Is this not the process of life itself? Let's now think about how such complex molecules like cells and their replication processes might have evolved. Let's say solar energy starts forming some complex molecules which we would consider lifeless. Again, these are forming through the harnessing, or rather the catching, of solar energy. Sort of like fusing material together if you will. The atoms are simply the road the solar energy travels, and the forming of molecules essentially the 'damage' the energy does on the road. Now these molecules want to revert back to their more probable state of more entropy. That is, they want to break those bonds and go back to the state they were in before the sun ran them over. So they do, but the sun comes back again to do damage. This creates a cycle, but the complex formations are completely reliant on the sun.

Now, let's say you are that molecule relaxing or breaking your bonds to go back to what you were. In that process you release some energy (again, the stairway). That energy could affect another molecule next to you. Remember all of this is happening on a much grander scale, so many varied molecules could be forming. Let's now suppose a neighbor molecule takes as input you in your probable state and spits you back out in your improbable high-energy state. Something like a stencil, where the input may be some collection of elements (along with solar energy) and the output being an advanced molecule similar to what the sun did on its own.
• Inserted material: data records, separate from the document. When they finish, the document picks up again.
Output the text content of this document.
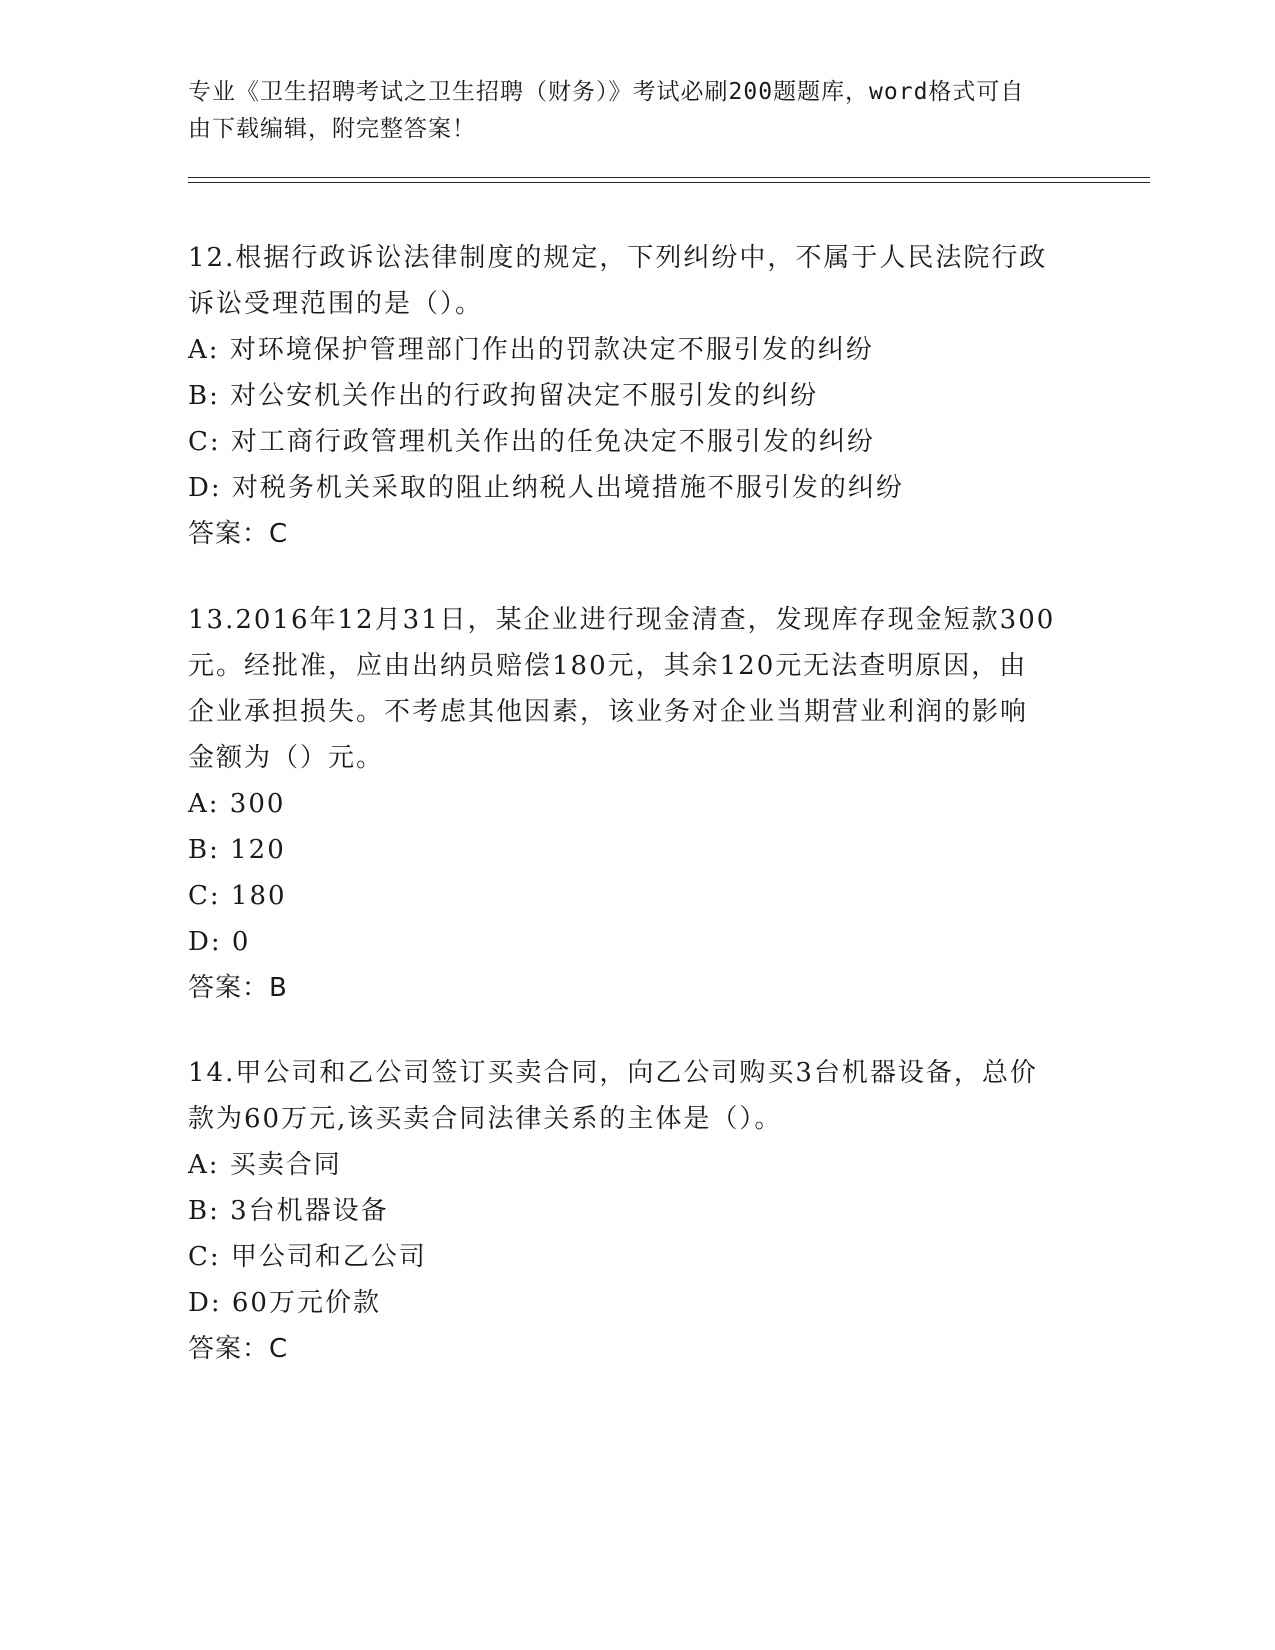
专业《卫生招聘考试之卫生招聘（财务）》考试必刷200题题库，word格式可自
由下载编辑，附完整答案！
12.根据行政诉讼法律制度的规定，下列纠纷中，不属于人民法院行政
诉讼受理范围的是（）。
A: 对环境保护管理部门作出的罚款决定不服引发的纠纷
B: 对公安机关作出的行政拘留决定不服引发的纠纷
C: 对工商行政管理机关作出的任免决定不服引发的纠纷
D: 对税务机关采取的阻止纳税人出境措施不服引发的纠纷
答案：C
13.2016年12月31日，某企业进行现金清查，发现库存现金短款300
元。经批准，应由出纳员赔偿180元，其余120元无法查明原因，由
企业承担损失。不考虑其他因素，该业务对企业当期营业利润的影响
金额为（）元。
A: 300
B: 120
C: 180
D: 0
答案：B
14.甲公司和乙公司签订买卖合同，向乙公司购买3台机器设备，总价
款为60万元,该买卖合同法律关系的主体是（）。
A: 买卖合同
B: 3台机器设备
C: 甲公司和乙公司
D: 60万元价款
答案：C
Now what happens? A cycle is created! While one molecule is breaking apart, another is there taking the very energy released by the breaking apart to create a brand new original molecule. But it can't go on forever because at some point there is energy wastage through heat, so the sun must come in again and add energy the process. This eerily sounds like night and day. How can it go on at night? With the storage of the energy that happened during the day of course.

Let's call the 2nd molecule the replicator, because it is actually recreating the 1st molecule. Here you can see we are not fabricating molecules out of nothingness, but rather always reusing what is in the environment. What you have is a chain reaction. Could such a reaction be the birth of life as we know it? Extrapolate this to much more complex molecules, and we can begin to envision how DNA and replicating proteins might have evolved. It's just all on a much more higher level. Take the original replicator pair of molecules and let's say they are considered a whole molecule by another much larger replicator. In other words, you could have recursion going on, where a replicator replicates a replicator :).
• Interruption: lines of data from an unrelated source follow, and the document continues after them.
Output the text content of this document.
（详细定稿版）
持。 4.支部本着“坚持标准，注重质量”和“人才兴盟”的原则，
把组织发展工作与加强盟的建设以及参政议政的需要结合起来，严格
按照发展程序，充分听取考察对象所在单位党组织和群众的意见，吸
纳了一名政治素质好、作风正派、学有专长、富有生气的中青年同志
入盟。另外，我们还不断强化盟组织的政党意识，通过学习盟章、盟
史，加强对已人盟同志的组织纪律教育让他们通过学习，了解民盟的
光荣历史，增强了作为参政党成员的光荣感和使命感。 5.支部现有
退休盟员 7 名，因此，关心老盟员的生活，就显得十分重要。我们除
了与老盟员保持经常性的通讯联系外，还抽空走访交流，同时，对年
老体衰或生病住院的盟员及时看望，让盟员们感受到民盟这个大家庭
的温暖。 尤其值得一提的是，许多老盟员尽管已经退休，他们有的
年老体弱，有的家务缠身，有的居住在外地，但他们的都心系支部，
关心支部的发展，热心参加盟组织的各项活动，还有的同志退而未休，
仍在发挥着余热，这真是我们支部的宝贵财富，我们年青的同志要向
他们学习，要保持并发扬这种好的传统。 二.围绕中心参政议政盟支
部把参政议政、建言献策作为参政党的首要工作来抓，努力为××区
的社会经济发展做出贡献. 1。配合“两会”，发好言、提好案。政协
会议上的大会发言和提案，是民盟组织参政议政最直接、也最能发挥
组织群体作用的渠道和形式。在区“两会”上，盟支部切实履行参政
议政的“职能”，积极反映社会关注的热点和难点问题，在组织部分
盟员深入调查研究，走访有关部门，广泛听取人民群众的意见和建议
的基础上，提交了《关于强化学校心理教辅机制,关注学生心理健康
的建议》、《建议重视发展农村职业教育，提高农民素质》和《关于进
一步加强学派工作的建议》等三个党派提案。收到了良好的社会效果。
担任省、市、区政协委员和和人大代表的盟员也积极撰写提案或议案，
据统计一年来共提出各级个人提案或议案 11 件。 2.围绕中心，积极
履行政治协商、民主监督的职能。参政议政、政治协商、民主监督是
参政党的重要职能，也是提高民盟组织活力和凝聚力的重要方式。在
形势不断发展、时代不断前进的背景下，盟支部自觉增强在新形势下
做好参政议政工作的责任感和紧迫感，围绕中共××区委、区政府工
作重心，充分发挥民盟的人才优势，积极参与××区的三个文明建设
It becomes apparent that to continue life you need to recycle what once was into something new. As long as you have the energy input you can do this. Once energy is used out of molecules they breakdown, but you need to create more for future work. This is the very essence of replication. That is, survival depends on replication with stored energy.
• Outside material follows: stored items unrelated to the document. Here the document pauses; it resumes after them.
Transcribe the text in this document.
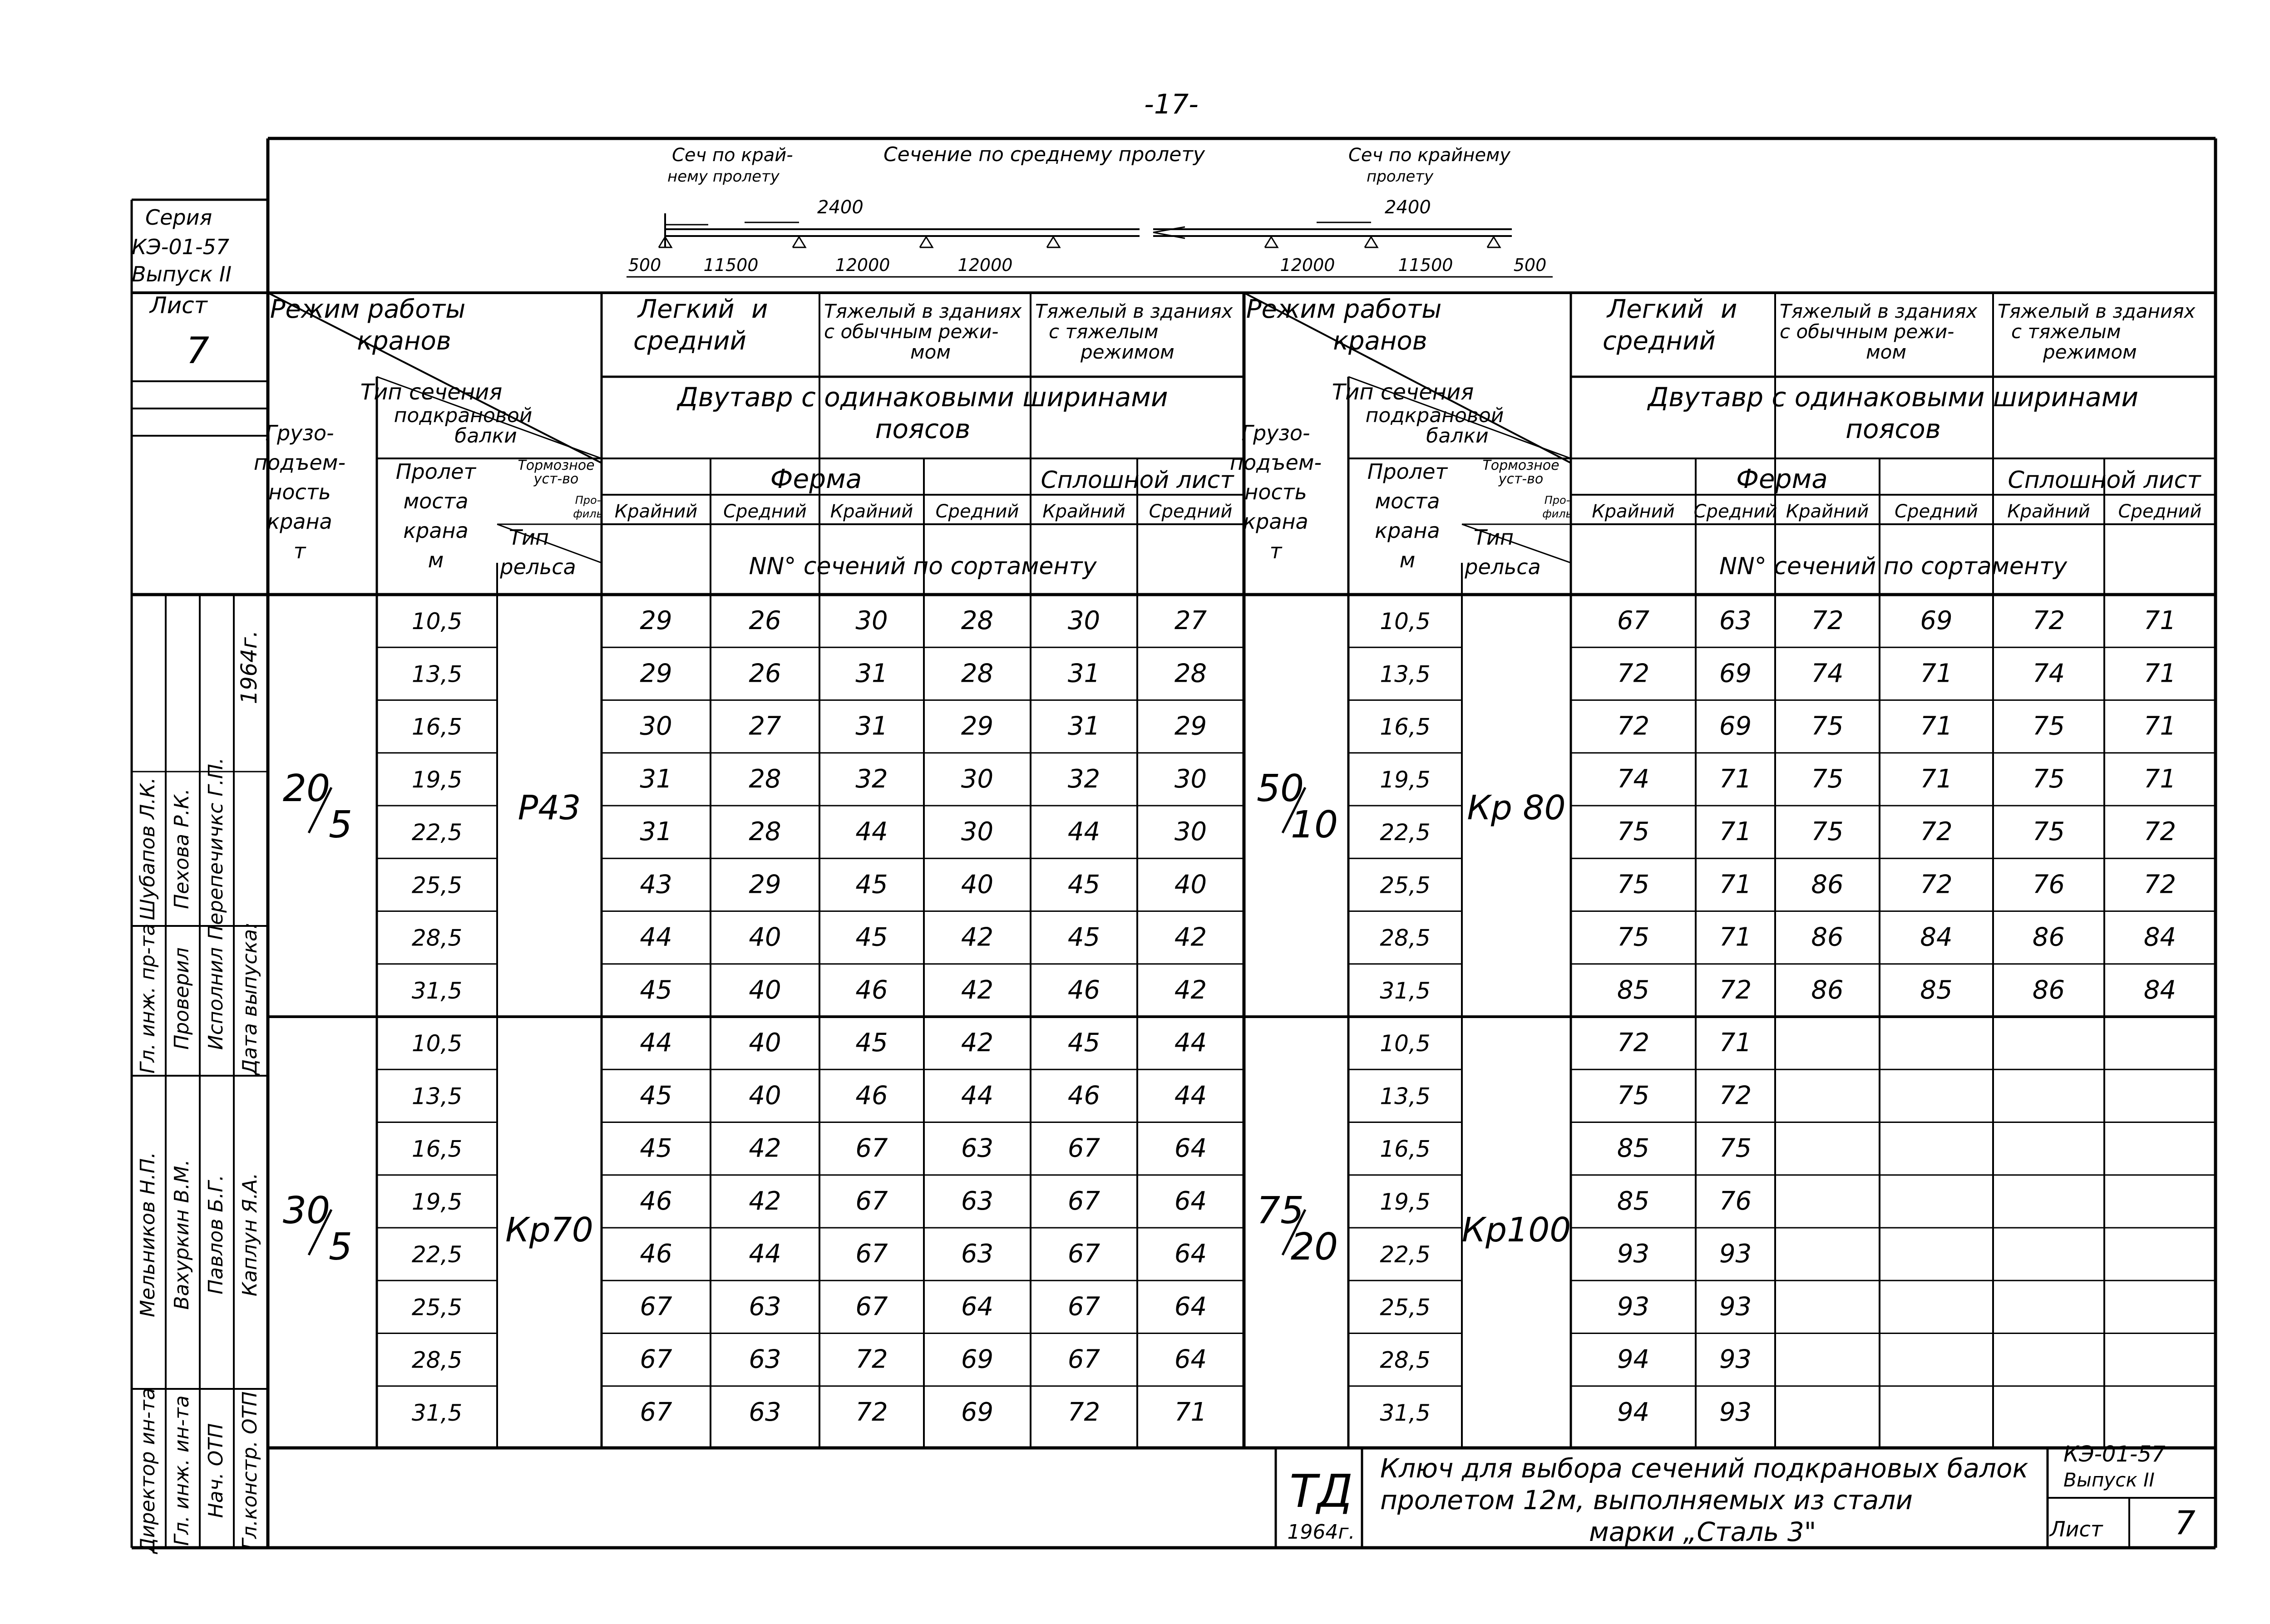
-17-
Серия
КЭ-01-57
Выпуск II
Лист
7
Директор ин-та
Мельников Н.П.
Гл. инж. пр-та
Шубапов Л.К.
Гл. инж. ин-та
Вахуркин В.М.
Проверил
Пехова Р.К.
Нач. ОТП
Павлов Б.Г.
Исполнил
Перепечичкс Г.П.
Гл.констр. ОТП
Каплун Я.А.
Дата выпуска:
1964г.
Сеч по край-
нему пролету
Сечение по среднему пролету	Сеч по крайнему
пролету
2400	2400
500 11500	12000	12000	12000	11500	500
Режим работы
кранов
Легкий и
средний
Тяжелый в зданиях
с обычным режи-
мом
Тяжелый в зданиях
с тяжелым
режимом
Тип сечения
подкрановой
балки
Двутавр с одинаковыми ширинами
поясов
Грузо-
подъем-
ность
крана
т
Пролет
моста
крана
м
Тормозное
уст-во
Про-
филь
Тип
рельса
Ферма	Сплошной лист
Крайний Средний Крайний Средний Крайний Средний
NN° сечений по сортаменту
Режим работы
кранов
Легкий и
средний
Тяжелый в зданиях
с обычным режи-
мом
Тяжелый в зданиях
с тяжелым
режимом
Тип сечения
подкрановой
балки
Двутавр с одинаковыми ширинами
поясов
Грузо-
подъем-
ность
крана
т
Пролет
моста
крана
м
Тормозное
уст-во
Про-
филь
Тип
рельса
Ферма	Сплошной лист
Крайний Средний Крайний Средний Крайний Средний
NN° сечений по сортаменту
20
5	Р43
10,5	29	26	30	28	30	27
13,5	29	26	31	28	31	28
16,5	30	27	31	29	31	29
19,5	31	28	32	30	32	30
22,5	31	28	44	30	44	30
25,5	43	29	45	40	45	40
28,5	44	40	45	42	45	42
31,5	45	40	46	42	46	42
30
5	Кр70
10,5	44	40	45	42	45	44
13,5	45	40	46	44	46	44
16,5	45	42	67	63	67	64
19,5	46	42	67	63	67	64
22,5	46	44	67	63	67	64
25,5	67	63	67	64	67	64
28,5	67	63	72	69	67	64
31,5	67	63	72	69	72	71
50
10	Кр 80
10,5	67	63 72	69	72	71
13,5	72	69 74	71	74	71
16,5	72	69 75	71	75	71
19,5	74	71 75	71	75	71
22,5	75	71 75	72	75	72
25,5	75	71 86	72	76	72
28,5	75	71 86	84	86	84
31,5	85	72 86	85	86	84
75
20	Кр100
10,5	72	71
13,5	75	72
16,5	85	75
19,5	85	76
22,5	93	93
25,5	93	93
28,5	94	93
31,5	94	93
ТД
1964г.
Ключ для выбора сечений подкрановых балок
пролетом 12м, выполняемых из стали
марки „Сталь 3"
КЭ-01-57
Выпуск II
Лист 7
Many spark of life experiments involve putting ingredients in a bottle and submitting it to some high energy like electricity. But I wonder, is this the wrong approach? Instead, shouldn't we be trying to model molecules that would exhibit a chain reaction with even the minimal amounts of energy? This chain reaction would be further tweaked as it's progressing because there would be changes in radiation (the sun's energy wouldn't be uniform, and you'd have radiation sources other than the sun). I find it hard to believe that life started abruptly with some spark. If you consider life as progression down the energy stairwell perspective it all seems to make sense that complex energy-harnessing organisms would arise. We can consider a lifeform simply as a very large molecule with high-energy bonds, ready to break to perform any of the physical powers that such lifeforms will have. They can pick up objects, they can reproduce, they can eat, etc. Taken on a much grander level we as humans could just be another step in the stairwell towards entropy.

Why did I name this blog 'Life as waste elimination'? Well partly because I am sick, and partly because I look at waste elimination similar to the energy released through breakage of molecular bonds. The scheme can be applied at the cellular, molecular, and even atomic levels with electrons.